Diament laughs, softly, almost affectionately.

"It's not very evolved of us," she adds.

We've been talking about The Cider House Rules, a new film starring Tobey Maguire, Charlize Theron, and Michael Caine, in which blood--that slippery red elixir of life--plays a prominent recurring role. Though the film's TV ads have shied away from so much of a hint at this, the truth is that Cider House, adapted by John Irving from his novel of the same name, is all about blood--mainly (though not limited to) the blood of women.

Homer Wells (Maguire) is the orphaned apprentice to Wilbur Larch (Caine), a philanthropic obstetrician who, in the pre-Roe vs. Wade 1940s, delivers--or occasionally aborts--the babies of unwed mothers.

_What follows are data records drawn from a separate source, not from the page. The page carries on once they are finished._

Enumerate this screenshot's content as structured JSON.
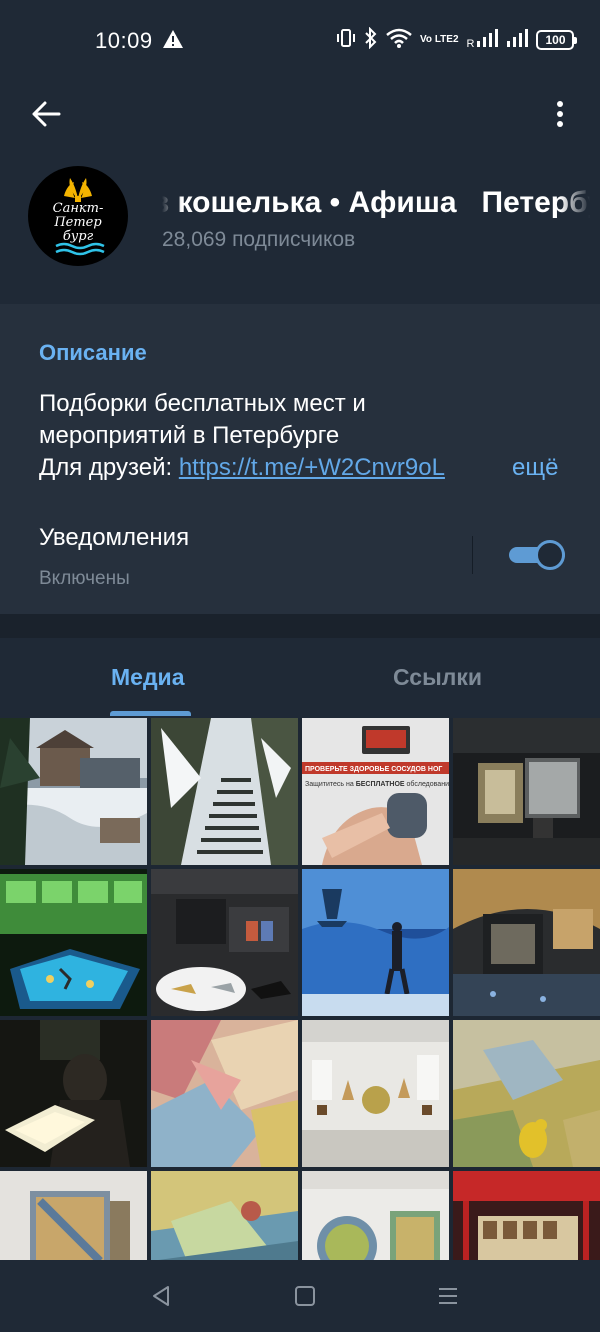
{
  "status_bar": {
    "time": "10:09",
    "network_label": "Vo LTE2",
    "signal_roaming": "R",
    "battery": "100"
  },
  "header": {
    "avatar_text": "Санкт-\nПетер\nбург",
    "title": "Без кошелька • Афиша   Петербург",
    "subscribers": "28,069 подписчиков"
  },
  "info": {
    "description_label": "Описание",
    "description_line1": "Подборки бесплатных мест и",
    "description_line2": "мероприятий в Петербурге",
    "description_line3_prefix": "Для друзей: ",
    "description_link": "https://t.me/+W2Cnvr9oL",
    "more_label": "ещё",
    "notifications_label": "Уведомления",
    "notifications_status": "Включены",
    "notifications_enabled": true
  },
  "tabs": {
    "media": "Медиа",
    "links": "Ссылки",
    "active": "media"
  },
  "media": {
    "photo3_caption_top": "ПРОВЕРЬТЕ ЗДОРОВЬЕ СОСУДОВ НОГ",
    "photo3_caption_prefix": "Защититесь на ",
    "photo3_caption_bold": "БЕСПЛАТНОЕ",
    "photo3_caption_suffix": " обследование"
  },
  "colors": {
    "accent": "#6ab2f2",
    "background": "#1d2733",
    "header": "#1f2936",
    "section": "#26303d",
    "muted_text": "#7e8a97"
  }
}
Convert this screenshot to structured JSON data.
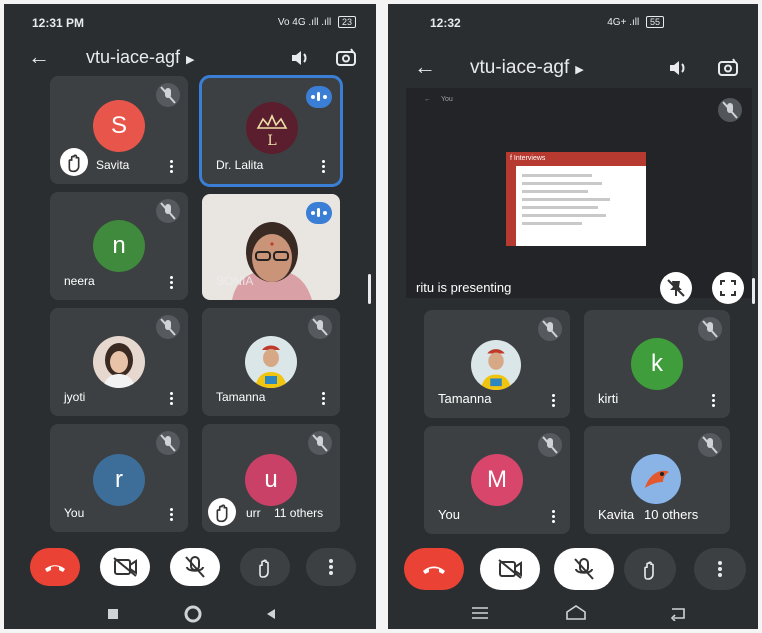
{
  "left_phone": {
    "status": {
      "time": "12:31 PM",
      "signal": "Vo 4G .ıll .ıll",
      "battery": "23"
    },
    "title": "vtu-iace-agf",
    "tiles": [
      {
        "name": "Savita",
        "initial": "S",
        "color": "#e8564b"
      },
      {
        "name": "Dr. Lalita"
      },
      {
        "name": "neera",
        "initial": "n",
        "color": "#3f8a3c"
      },
      {
        "name": "SONIA"
      },
      {
        "name": "jyoti"
      },
      {
        "name": "Tamanna"
      },
      {
        "name": "You",
        "initial": "r",
        "color": "#3d6e99"
      },
      {
        "name": "urr",
        "initial": "u",
        "color": "#c94167",
        "others": "11 others"
      }
    ]
  },
  "right_phone": {
    "status": {
      "time": "12:32",
      "signal": "4G+ .ıll",
      "battery": "55"
    },
    "title": "vtu-iace-agf",
    "presenting_label": "ritu is presenting",
    "slide": {
      "header": "f Interviews",
      "mini_name": "You"
    },
    "tiles": [
      {
        "name": "Tamanna"
      },
      {
        "name": "kirti",
        "initial": "k",
        "color": "#3f9d3c"
      },
      {
        "name": "You",
        "initial": "M",
        "color": "#d9466c"
      },
      {
        "name": "Kavita",
        "others": "10 others"
      }
    ]
  }
}
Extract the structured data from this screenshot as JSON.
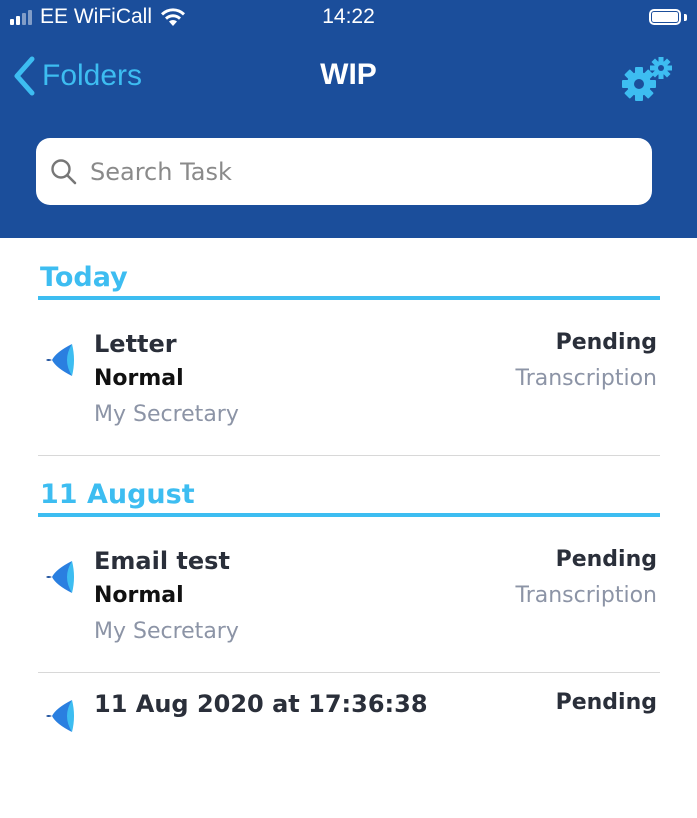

When Homer trades the delivery-operating room for the (supposedly) less ethically uncertain world of apple orchards, blood continues to make its presence known, either by its absence--as when Candy (Theron), the already-engaged woman that Homer falls for, realizes she is pregnant by him--or in its double-edged familial bonding power, as in "blood is thicker than water."

"I liked it. I found the film to be enormously compassionate," says Diament.

She saw the film last night, in Boston, near the small town of Newtonville, where she lives with her husband and daughter.

The author of numerous non-fiction works, Diament has become something of a book-world phenomenon over the last two years, a response to her lyrical first novel, The Red Tent (Picador, 1997). Minimally promoted by its publisher, Diament's book--the story of Dinah, the resilient midwife who is the sister of the better-known Old Testament superstar Joseph (yeah, the one with the Technicolor dream coat)--is now in its fifth printing, the result of a strong grassroots, word-of-mouth campaign on behalf of thousands of women's book groups around the world, who've welcomed Diament--and Dinah--into their literary hearts and minds.

The red tent of the title refers to the place where women were quarantined together during their time of the month, or when they birthed their babies--or, every now and then (and without the men's knowledge), aborted them.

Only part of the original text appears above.